En Libye, le ministre de l’Intérieur du gouvernement d’unité nationale provisoire, Imed Trabelsi, a récemment annoncé une série de mesures qui disent beaucoup plus qu’elles ne réglementent. L’imposition du hijab, l’interdiction de la mixité dans les cafés, la restriction de l’importation de certains vêtements et la création annoncée d’une « police des mœurs » chargée de surveiller les rues comme les réseaux sociaux ne relèvent pas seulement d’un projet sécuritaire. Elles traduisent une volonté ancienne et persistante : celle d’exercer le pouvoir sur les corps, et plus particulièrement sur ceux des femmes.

Presque simultanément, à Téhéran, un geste radical est venu fissurer l’ordre imposé. Le 2 novembre 2024, sur le campus de l’université Azad, Leila, jeune étudiante iranienne, a choisi de se montrer en sous-vêtements, défiant frontalement les normes vestimentaires dictées par l’État. Ce geste, loin de toute provocation gratuite, s’inscrit dans une longue tradition de résistance silencieuse et courageuse. Dans cet espace académique chargé de mémoire et de luttes, Leila n’exhibe pas son corps : elle le reprend.

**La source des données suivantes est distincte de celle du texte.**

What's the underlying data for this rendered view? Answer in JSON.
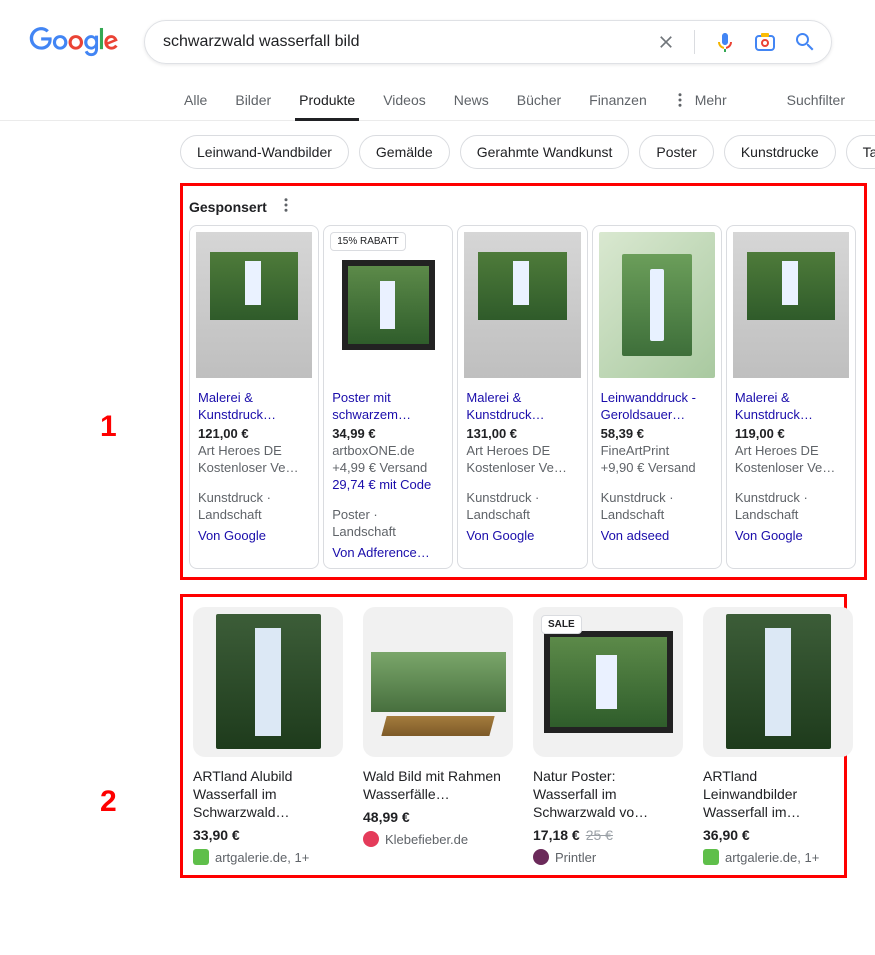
{
  "search": {
    "query": "schwarzwald wasserfall bild"
  },
  "tabs": {
    "items": [
      "Alle",
      "Bilder",
      "Produkte",
      "Videos",
      "News",
      "Bücher",
      "Finanzen"
    ],
    "mehr": "Mehr",
    "suchfilter": "Suchfilter",
    "activeIndex": 2
  },
  "chips": [
    "Leinwand-Wandbilder",
    "Gemälde",
    "Gerahmte Wandkunst",
    "Poster",
    "Kunstdrucke",
    "Tap"
  ],
  "sponsored": {
    "label": "Gesponsert",
    "items": [
      {
        "badge": "",
        "title": "Malerei & Kunstdruck…",
        "price": "121,00 €",
        "seller": "Art Heroes DE",
        "shipping": "Kostenloser Ve…",
        "promo": "",
        "type1": "Kunstdruck ·",
        "type2": "Landschaft",
        "by": "Von Google"
      },
      {
        "badge": "15% RABATT",
        "title": "Poster mit schwarzem…",
        "price": "34,99 €",
        "seller": "artboxONE.de",
        "shipping": "+4,99 € Versand",
        "promo": "29,74 € mit Code",
        "type1": "Poster ·",
        "type2": "Landschaft",
        "by": "Von Adference…"
      },
      {
        "badge": "",
        "title": "Malerei & Kunstdruck…",
        "price": "131,00 €",
        "seller": "Art Heroes DE",
        "shipping": "Kostenloser Ve…",
        "promo": "",
        "type1": "Kunstdruck ·",
        "type2": "Landschaft",
        "by": "Von Google"
      },
      {
        "badge": "",
        "title": "Leinwanddruck - Geroldsauer…",
        "price": "58,39 €",
        "seller": "FineArtPrint",
        "shipping": "+9,90 € Versand",
        "promo": "",
        "type1": "Kunstdruck ·",
        "type2": "Landschaft",
        "by": "Von adseed"
      },
      {
        "badge": "",
        "title": "Malerei & Kunstdruck…",
        "price": "119,00 €",
        "seller": "Art Heroes DE",
        "shipping": "Kostenloser Ve…",
        "promo": "",
        "type1": "Kunstdruck ·",
        "type2": "Landschaft",
        "by": "Von Google"
      }
    ]
  },
  "organic": [
    {
      "title": "ARTland Alubild Wasserfall im Schwarzwald…",
      "price": "33,90 €",
      "strike": "",
      "seller": "artgalerie.de, 1+",
      "sale": ""
    },
    {
      "title": "Wald Bild mit Rahmen Wasserfälle…",
      "price": "48,99 €",
      "strike": "",
      "seller": "Klebefieber.de",
      "sale": ""
    },
    {
      "title": "Natur Poster: Wasserfall im Schwarzwald vo…",
      "price": "17,18 €",
      "strike": "25 €",
      "seller": "Printler",
      "sale": "SALE"
    },
    {
      "title": "ARTland Leinwandbilder Wasserfall im…",
      "price": "36,90 €",
      "strike": "",
      "seller": "artgalerie.de, 1+",
      "sale": ""
    }
  ],
  "markers": {
    "one": "1",
    "two": "2"
  }
}
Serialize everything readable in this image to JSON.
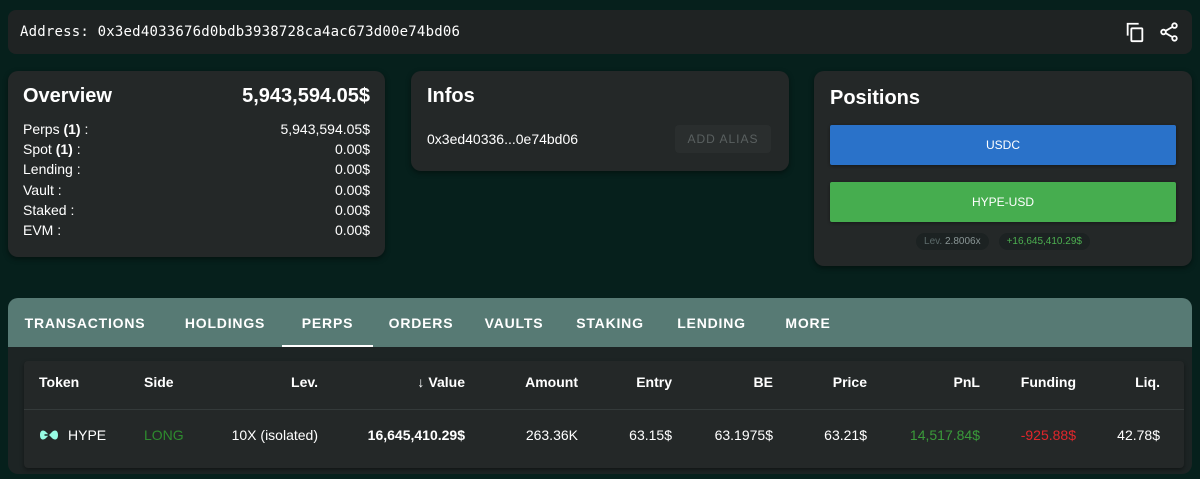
{
  "address_bar": {
    "label": "Address:",
    "value": "0x3ed4033676d0bdb3938728ca4ac673d00e74bd06",
    "copy_icon": "copy-icon",
    "share_icon": "share-icon"
  },
  "overview": {
    "title": "Overview",
    "total": "5,943,594.05$",
    "rows": [
      {
        "label": "Perps",
        "count": "(1)",
        "suffix": " :",
        "value": "5,943,594.05$"
      },
      {
        "label": "Spot",
        "count": "(1)",
        "suffix": " :",
        "value": "0.00$"
      },
      {
        "label": "Lending :",
        "value": "0.00$"
      },
      {
        "label": "Vault :",
        "value": "0.00$"
      },
      {
        "label": "Staked :",
        "value": "0.00$"
      },
      {
        "label": "EVM :",
        "value": "0.00$"
      }
    ]
  },
  "infos": {
    "title": "Infos",
    "short_address": "0x3ed40336...0e74bd06",
    "alias_button": "ADD ALIAS"
  },
  "positions": {
    "title": "Positions",
    "buttons": [
      "USDC",
      "HYPE-USD"
    ],
    "lev_label": "Lev.",
    "lev_value": "2.8006x",
    "pnl": "+16,645,410.29$",
    "colors": {
      "usdc": "#2a72c9",
      "hype": "#46ad4f"
    }
  },
  "tabs": {
    "items": [
      "TRANSACTIONS",
      "HOLDINGS",
      "PERPS",
      "ORDERS",
      "VAULTS",
      "STAKING",
      "LENDING",
      "MORE"
    ],
    "active": "PERPS"
  },
  "table": {
    "headers": {
      "token": "Token",
      "side": "Side",
      "lev": "Lev.",
      "value": "Value",
      "amount": "Amount",
      "entry": "Entry",
      "be": "BE",
      "price": "Price",
      "pnl": "PnL",
      "funding": "Funding",
      "liq": "Liq."
    },
    "rows": [
      {
        "token": "HYPE",
        "token_icon": "hyperliquid-logo-icon",
        "side": "LONG",
        "lev": "10X (isolated)",
        "value": "16,645,410.29$",
        "amount": "263.36K",
        "entry": "63.15$",
        "be": "63.1975$",
        "price": "63.21$",
        "pnl": "14,517.84$",
        "funding": "-925.88$",
        "liq": "42.78$"
      }
    ]
  },
  "colors": {
    "background": "#06201c",
    "tab_bar": "#577a74",
    "long": "#2e8b2e",
    "funding_negative": "#e0262b"
  }
}
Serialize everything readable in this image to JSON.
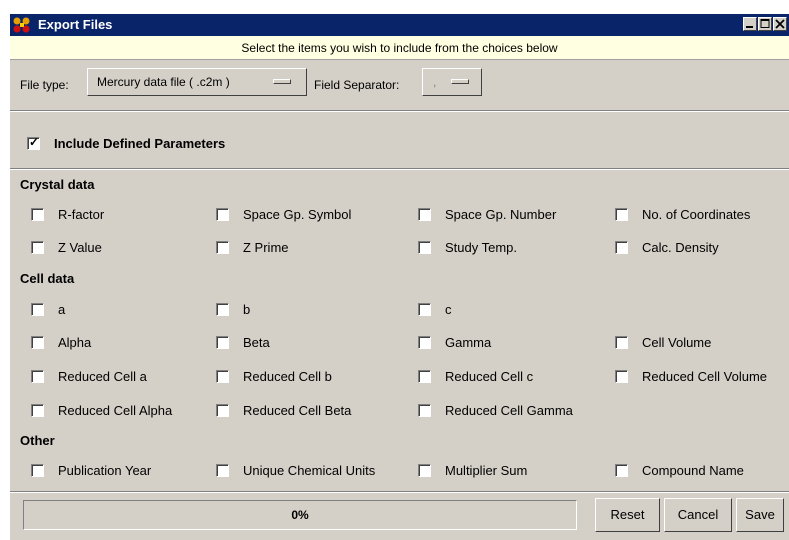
{
  "window": {
    "title": "Export Files"
  },
  "instructions": "Select the items you wish to include from the choices below",
  "toolbar": {
    "file_type_label": "File type:",
    "file_type_value": "Mercury data file ( .c2m )",
    "separator_label": "Field Separator:",
    "separator_value": ","
  },
  "include_defined": {
    "label": "Include Defined Parameters",
    "checked": true
  },
  "sections": {
    "crystal": "Crystal data",
    "cell": "Cell data",
    "other": "Other"
  },
  "options": {
    "r_factor": "R-factor",
    "space_gp_symbol": "Space Gp. Symbol",
    "space_gp_number": "Space Gp. Number",
    "no_coordinates": "No. of Coordinates",
    "z_value": "Z Value",
    "z_prime": "Z Prime",
    "study_temp": "Study Temp.",
    "calc_density": "Calc. Density",
    "a": "a",
    "b": "b",
    "c": "c",
    "alpha": "Alpha",
    "beta": "Beta",
    "gamma": "Gamma",
    "cell_volume": "Cell Volume",
    "red_a": "Reduced Cell a",
    "red_b": "Reduced Cell b",
    "red_c": "Reduced Cell c",
    "red_volume": "Reduced Cell Volume",
    "red_alpha": "Reduced Cell Alpha",
    "red_beta": "Reduced Cell Beta",
    "red_gamma": "Reduced Cell Gamma",
    "pub_year": "Publication Year",
    "unique_units": "Unique Chemical Units",
    "multiplier_sum": "Multiplier Sum",
    "compound_name": "Compound Name"
  },
  "progress": {
    "text": "0%",
    "value": 0
  },
  "buttons": {
    "reset": "Reset",
    "cancel": "Cancel",
    "save": "Save"
  }
}
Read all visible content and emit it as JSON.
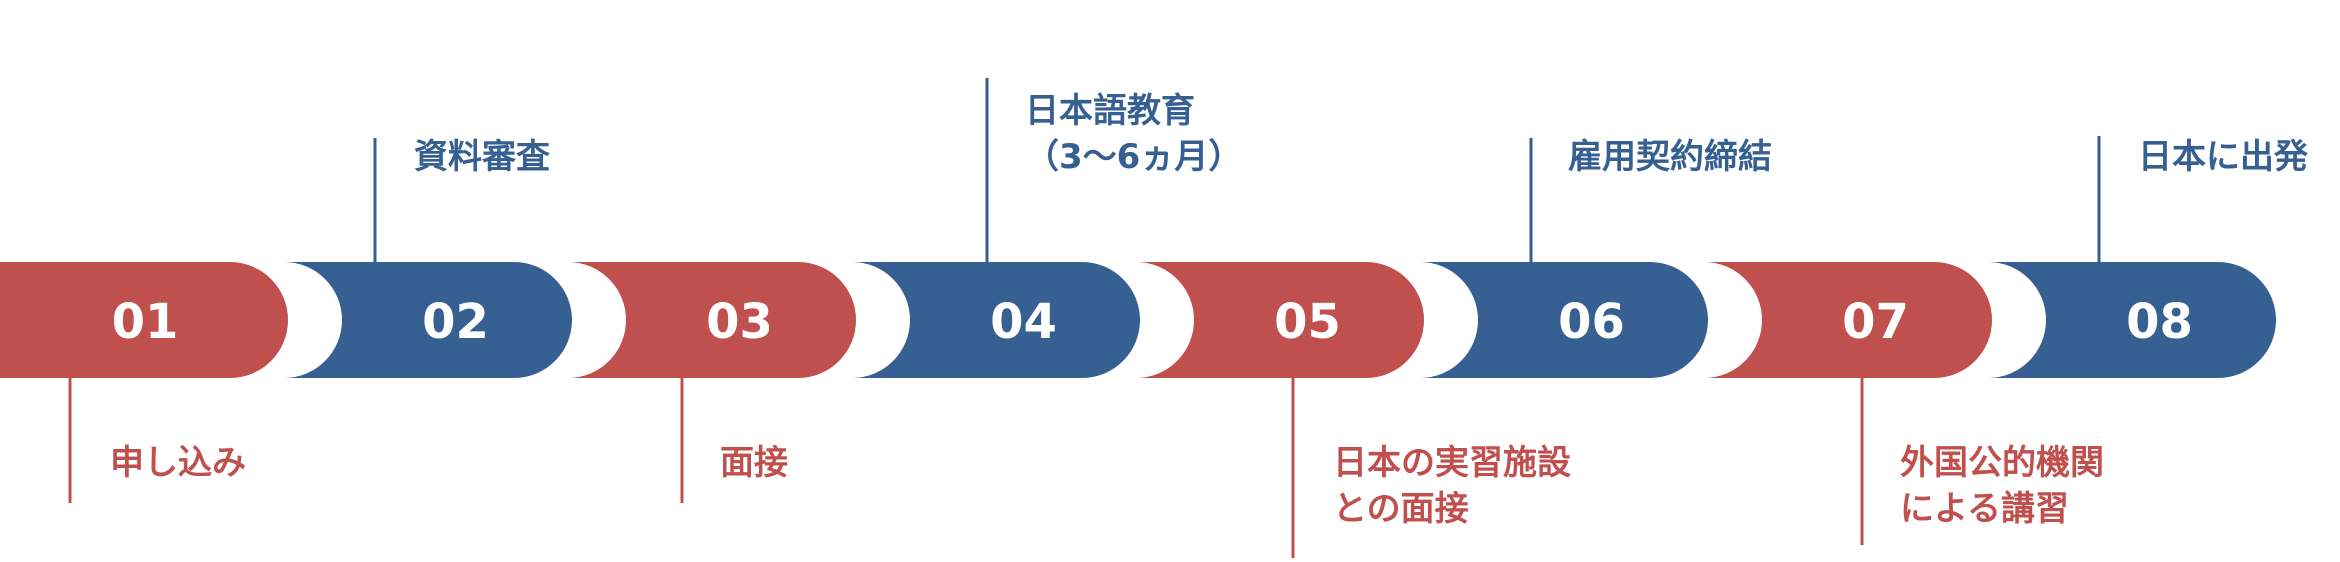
{
  "colors": {
    "red": "#C0504D",
    "blue": "#376092",
    "background": "#FFFFFF"
  },
  "steps": [
    {
      "number": "01",
      "color": "red",
      "label_lines": [
        "申し込み"
      ]
    },
    {
      "number": "02",
      "color": "blue",
      "label_lines": [
        "資料審査"
      ]
    },
    {
      "number": "03",
      "color": "red",
      "label_lines": [
        "面接"
      ]
    },
    {
      "number": "04",
      "color": "blue",
      "label_lines": [
        "日本語教育",
        "（3～6ヵ月）"
      ]
    },
    {
      "number": "05",
      "color": "red",
      "label_lines": [
        "日本の実習施設",
        "との面接"
      ]
    },
    {
      "number": "06",
      "color": "blue",
      "label_lines": [
        "雇用契約締結"
      ]
    },
    {
      "number": "07",
      "color": "red",
      "label_lines": [
        "外国公的機関",
        "による講習"
      ]
    },
    {
      "number": "08",
      "color": "blue",
      "label_lines": [
        "日本に出発"
      ]
    }
  ]
}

Son acte est à la fois fragile et immense. Fragile, parce qu’elle sait les conséquences possibles — l’arrestation, la stigmatisation, la violence. Immense, parce qu’à chaque pas, elle affirme un principe fondamental : le droit inaliénable de disposer de soi. En ce sens, son corps devient langage, et son silence, un discours politique. Elle ne réclame pas seulement la liberté de se vêtir autrement, mais la reconnaissance pleine et entière de son humanité.

Leila se heurte à un système qui confond morale et contrôle, foi et coercition, ordre social et soumission. L’histoire montre pourtant que les interdits vestimentaires, qu’ils soient religieux ou laïcs, n’ont jamais été neutres. Ils ont toujours servi à désigner, à exclure, à discipliner. Il fut un temps — pas si lointain — où, en Europe, c’est le port du voile qui était puni. Aujourd’hui encore, en France, le débat autour du hijab demeure traversé d’ambiguïtés, où se mêlent discours féministes sincères et rejet plus ou moins assumé de l’islam.

Ces oscillations révèlent une vérité dérangeante : ce ne sont pas les vêtements qui inquiètent les pouvoirs, mais l’autonomie qu’ils symbolisent. Les dogmes, lorsqu’ils deviennent instruments politiques, sapent le bien-être collectif en substituant l’obéissance à la liberté, la norme à la dignité. Derrière les interdits se jouent toujours des luttes d’influence, des batailles identitaires, des tentatives de figer le monde face à son inévitable transformation.

La réaction à l’acte de Leila est révélatrice de ces fractures. Certains la saluent comme une héroïne, d’autres la dénoncent comme une menace pour l’ordre moral. Les réseaux sociaux deviennent un champ de bataille idéologique, où se confrontent peur du changement et aspiration à l’émancipation. Leila incarne ainsi bien plus qu’un individu : elle devient le miroir d’une société déchirée entre contrôle et liberté.

Face à cette contestation, les autorités réagissent par un durcissement. En Libye comme en Iran, la surveillance s’intensifie, les arrestations se multiplient, la peur s’installe. Mais l’histoire enseigne que la répression, loin d’éteindre les révoltes, les féconde souvent. La voix de Leila n’est plus solitaire. Son geste résonne, inspire, encourage d’autres femmes à revendiquer leur droit à l’autonomie. Des solidarités émergent, des mobilisations s’organisent, malgré les risques.

Car ce combat dépasse les frontières et les cultures. Il touche à une aspiration universelle : celle de vivre sans avoir à demander la permission d’exister. La lutte de Leila n’est pas seulement celle des femmes iraniennes ou libyennes ; elle est celle de toutes celles et ceux qui refusent que la liberté soit négociable.

Dans un monde où les pouvoirs cherchent encore à écrire leurs lois sur les corps, Leila rappelle une évidence oubliée : la dignité humaine commence là où le contrôle s’arrête. Et tant que cette vérité sera contestée, il y aura des gestes, des voix, des corps debout pour la rappeler.